Guys, I have a serious (no jerk replies please) question that I will try to keep very brief:
I have a very close friend who is a huge Bernie supporter. I, too, was a huge Bernie supporter. We go way back as political buddies and both supported Obama and everything back in the day. I can't tell you why I stopped supporting Bernie, but it was probably when it became obvious he wasn't going to get the nomination. At that point, even though I wasn't a Hillary fan, I sorta reconciled that she's our best shot and a billion times better than Trump. I'm trying to tell him why I'm supporting her but there is literally a rebuttal for everything--how everything is stacked against Bernie and everything is corrupt, and etc.

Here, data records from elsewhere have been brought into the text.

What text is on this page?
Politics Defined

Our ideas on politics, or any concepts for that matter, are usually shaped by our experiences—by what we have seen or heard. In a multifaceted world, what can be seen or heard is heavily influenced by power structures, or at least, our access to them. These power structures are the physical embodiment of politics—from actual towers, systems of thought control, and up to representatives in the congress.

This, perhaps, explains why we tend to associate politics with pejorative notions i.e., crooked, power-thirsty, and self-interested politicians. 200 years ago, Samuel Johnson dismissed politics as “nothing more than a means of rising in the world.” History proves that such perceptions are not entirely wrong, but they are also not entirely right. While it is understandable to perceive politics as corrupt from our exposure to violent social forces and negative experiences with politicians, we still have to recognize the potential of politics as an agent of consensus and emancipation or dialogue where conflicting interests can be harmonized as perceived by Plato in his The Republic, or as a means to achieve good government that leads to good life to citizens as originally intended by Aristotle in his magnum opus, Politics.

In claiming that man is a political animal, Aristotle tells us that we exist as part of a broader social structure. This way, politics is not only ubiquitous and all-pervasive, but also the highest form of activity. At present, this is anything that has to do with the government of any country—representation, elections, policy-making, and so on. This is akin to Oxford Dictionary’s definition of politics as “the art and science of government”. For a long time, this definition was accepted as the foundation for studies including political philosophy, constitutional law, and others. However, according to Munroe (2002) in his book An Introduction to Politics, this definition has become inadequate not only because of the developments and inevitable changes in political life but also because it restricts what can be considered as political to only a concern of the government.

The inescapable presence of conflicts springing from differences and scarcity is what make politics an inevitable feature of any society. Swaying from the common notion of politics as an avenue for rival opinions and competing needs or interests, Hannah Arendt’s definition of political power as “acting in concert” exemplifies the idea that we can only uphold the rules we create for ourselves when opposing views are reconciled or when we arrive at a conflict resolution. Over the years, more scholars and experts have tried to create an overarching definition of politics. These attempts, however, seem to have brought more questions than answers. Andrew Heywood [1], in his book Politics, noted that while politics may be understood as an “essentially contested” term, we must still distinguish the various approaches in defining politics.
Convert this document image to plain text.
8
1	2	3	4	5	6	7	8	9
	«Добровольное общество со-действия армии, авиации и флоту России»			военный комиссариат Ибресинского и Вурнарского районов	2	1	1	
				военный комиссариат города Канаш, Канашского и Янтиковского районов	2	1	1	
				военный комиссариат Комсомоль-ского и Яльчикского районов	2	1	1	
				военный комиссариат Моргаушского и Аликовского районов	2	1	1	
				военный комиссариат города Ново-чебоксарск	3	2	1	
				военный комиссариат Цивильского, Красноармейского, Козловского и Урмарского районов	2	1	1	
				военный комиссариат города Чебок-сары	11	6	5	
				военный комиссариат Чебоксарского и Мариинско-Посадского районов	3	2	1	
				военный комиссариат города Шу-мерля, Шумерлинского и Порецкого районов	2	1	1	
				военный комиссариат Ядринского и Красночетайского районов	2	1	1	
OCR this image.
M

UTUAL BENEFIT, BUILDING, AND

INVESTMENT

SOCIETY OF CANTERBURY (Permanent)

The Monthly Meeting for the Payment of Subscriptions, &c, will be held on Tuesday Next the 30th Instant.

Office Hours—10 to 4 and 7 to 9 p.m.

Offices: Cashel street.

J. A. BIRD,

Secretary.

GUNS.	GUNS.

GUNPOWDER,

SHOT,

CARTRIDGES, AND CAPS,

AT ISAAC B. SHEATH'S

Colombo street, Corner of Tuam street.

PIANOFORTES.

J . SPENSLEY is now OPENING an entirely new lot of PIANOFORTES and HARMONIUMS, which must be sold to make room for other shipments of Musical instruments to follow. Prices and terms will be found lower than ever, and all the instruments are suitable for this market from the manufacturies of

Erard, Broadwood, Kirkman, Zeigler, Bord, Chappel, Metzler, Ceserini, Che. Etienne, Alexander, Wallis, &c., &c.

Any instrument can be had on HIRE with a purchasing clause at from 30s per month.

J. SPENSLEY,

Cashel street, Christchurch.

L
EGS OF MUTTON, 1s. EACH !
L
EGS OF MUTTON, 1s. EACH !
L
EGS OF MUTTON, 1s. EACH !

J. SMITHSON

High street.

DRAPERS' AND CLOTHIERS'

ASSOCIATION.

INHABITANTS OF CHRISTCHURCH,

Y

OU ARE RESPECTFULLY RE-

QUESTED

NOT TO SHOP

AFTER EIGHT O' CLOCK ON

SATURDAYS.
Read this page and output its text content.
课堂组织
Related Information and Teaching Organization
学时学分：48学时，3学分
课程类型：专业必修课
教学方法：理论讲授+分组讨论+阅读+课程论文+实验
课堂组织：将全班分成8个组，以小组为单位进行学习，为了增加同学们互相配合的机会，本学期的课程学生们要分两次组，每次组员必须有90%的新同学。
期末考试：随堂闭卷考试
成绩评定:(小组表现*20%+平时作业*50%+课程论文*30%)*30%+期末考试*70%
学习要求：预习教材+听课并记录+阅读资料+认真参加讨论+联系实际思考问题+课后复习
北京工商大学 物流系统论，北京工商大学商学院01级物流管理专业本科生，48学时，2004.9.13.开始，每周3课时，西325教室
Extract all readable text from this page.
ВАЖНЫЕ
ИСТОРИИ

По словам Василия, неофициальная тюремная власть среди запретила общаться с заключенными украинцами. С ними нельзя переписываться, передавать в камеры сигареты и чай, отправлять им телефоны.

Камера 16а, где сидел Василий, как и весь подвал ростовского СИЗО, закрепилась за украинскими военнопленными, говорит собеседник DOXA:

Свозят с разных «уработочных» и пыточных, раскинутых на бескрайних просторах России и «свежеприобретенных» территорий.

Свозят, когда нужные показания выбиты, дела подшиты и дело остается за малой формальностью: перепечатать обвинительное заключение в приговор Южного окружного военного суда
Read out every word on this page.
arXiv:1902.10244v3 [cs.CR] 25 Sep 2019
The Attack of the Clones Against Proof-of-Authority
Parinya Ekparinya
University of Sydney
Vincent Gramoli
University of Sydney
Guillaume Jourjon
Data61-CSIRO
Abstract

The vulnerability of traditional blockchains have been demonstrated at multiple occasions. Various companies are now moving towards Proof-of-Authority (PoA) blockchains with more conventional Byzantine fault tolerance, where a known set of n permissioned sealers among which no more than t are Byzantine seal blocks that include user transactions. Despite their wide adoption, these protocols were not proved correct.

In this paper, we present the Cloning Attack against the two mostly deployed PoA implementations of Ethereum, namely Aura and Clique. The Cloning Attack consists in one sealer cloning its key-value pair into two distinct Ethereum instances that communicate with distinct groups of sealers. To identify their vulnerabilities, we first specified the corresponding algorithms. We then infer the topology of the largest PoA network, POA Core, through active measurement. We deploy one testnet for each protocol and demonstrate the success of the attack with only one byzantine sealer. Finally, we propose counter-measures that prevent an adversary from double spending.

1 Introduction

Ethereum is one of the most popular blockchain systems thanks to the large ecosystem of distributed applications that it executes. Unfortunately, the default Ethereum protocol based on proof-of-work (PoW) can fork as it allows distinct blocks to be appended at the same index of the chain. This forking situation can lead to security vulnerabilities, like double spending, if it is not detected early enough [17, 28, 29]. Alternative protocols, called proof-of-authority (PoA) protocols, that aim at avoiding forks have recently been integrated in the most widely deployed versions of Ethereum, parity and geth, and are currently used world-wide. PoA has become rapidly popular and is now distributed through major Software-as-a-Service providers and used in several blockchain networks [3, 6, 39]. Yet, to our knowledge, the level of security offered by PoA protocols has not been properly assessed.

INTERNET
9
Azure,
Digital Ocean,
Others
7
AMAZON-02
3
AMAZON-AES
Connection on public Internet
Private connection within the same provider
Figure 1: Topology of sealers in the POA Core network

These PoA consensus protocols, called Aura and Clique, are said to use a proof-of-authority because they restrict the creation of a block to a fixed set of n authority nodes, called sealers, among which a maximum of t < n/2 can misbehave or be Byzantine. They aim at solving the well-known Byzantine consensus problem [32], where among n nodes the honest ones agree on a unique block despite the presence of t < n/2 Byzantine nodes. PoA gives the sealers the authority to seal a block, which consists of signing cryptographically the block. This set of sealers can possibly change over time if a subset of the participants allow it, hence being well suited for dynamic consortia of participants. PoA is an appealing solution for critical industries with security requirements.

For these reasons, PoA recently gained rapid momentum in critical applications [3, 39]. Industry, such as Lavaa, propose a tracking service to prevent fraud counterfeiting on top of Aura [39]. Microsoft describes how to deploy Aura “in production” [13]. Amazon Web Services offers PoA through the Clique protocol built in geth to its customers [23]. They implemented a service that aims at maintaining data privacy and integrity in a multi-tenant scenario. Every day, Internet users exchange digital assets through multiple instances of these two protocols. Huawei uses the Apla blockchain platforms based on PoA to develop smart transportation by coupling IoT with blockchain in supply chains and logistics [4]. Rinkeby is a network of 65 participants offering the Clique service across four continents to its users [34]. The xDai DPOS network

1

The problem is that I BELIEVE this as well, and I do think Wall Street needs to be hit way harder, his foreign policy would be far better, and basically all Bernie's other views I agree with more than Hillary's.
My friend and I are at a point where we continuously argue about this. I don't know how to respond anymore. Every time something is mentioned, he tells me about the corruption behind it, or why Hillary was a reason for something bad, and always has proof to back it up (proof I find credible, btw)
It makes me dislike Hillary a lot, but I still support her. Even despite this, Obama's endorsement energized me, even. He claims I like the people more than the politics. I fear this is also true, but I don't know....
Main questions: What can I do in response to him in explaining why I am supporting her now?
I contest that Bernie Sanders is not charismatic, charming, a good talker or debater. He is not a brilliant tactician or planner. All he has is his good policies. It's up to the people now who have been inspired by his message to go out and fight for progress on the ground.
You know, he is right when he says that demonstrations and political engagement changes things. The minimum wage increase got traction when people wouldn't stop protesting WalMart and McDonalds.
Same with Gay Marriage. Work from the bottom-up and exercise influence that way. That is what grass movements are about. Most American don't understand social policy like it exist in Sweden, or they believe some fallacy that, that sort of model is only possible because it's a small country or homogeneous (both bullshit, fallacies, but whatever). So there has to be some sort of showing that erases the negative connotations.
At the very least your friend can say that Clinton is business as usual, but if he is really in about the politics he should not fetishize Bernie as a superstar. He's not. He's a weird, unique and quite historic fellow. He stumpled into a vortex at a weird time and the media has gotten a lot of goofy bits out of following him as a character.
America is not ready for a socialist. It's not even ready to significantly raise the minimum wage let alone elect a atheist. That should tell you everything about the startingly contrast going on here.
Sanders supporters should start their own faction, movement or party. And then actually start improving things on the ground. One thing is fighting for changes in your district, your city, your state. Mobilize and get people to give a shit. Sanders himself said that he would be obstructed at every turn if there was not a massive social movement that could rebuild labor rights.
So tell him to step up and represent if he is going to be all high and mighty. Without being captain hindsight it's possible that if Sanders supporters channel their frustration in a productive manner they will turn it into something good.
Lastly, stand by your convictions man. You sound almost like you feel some external pressure to distance yourself from Sanders because he lost. What he did with small donations and no superPACs is historic. That sort of money has never been raised. He became very recognizable very fast without having been build, vetted and preped for years like Obama, or decades like Clinton.
And also the way he ran his campaign it is amazing he lasted as long as he did, though to be fair, it has a lot to do with peoples dislike for Clinton and Establishment politics.
That doesn't mean that there is not some really cool things in social democracy, or that Bernie Broes have to let their toxic waste assault the rest of that movement.
Hillary and Sanders is going to face incredible amount of gridlock. Republicans are going to fuck everything up at every turn. It doesn't matter who them is president. It really might be the most important thing that Sanders has done, is just him talking about socialism and beginning to change American perception this taboo word into something else.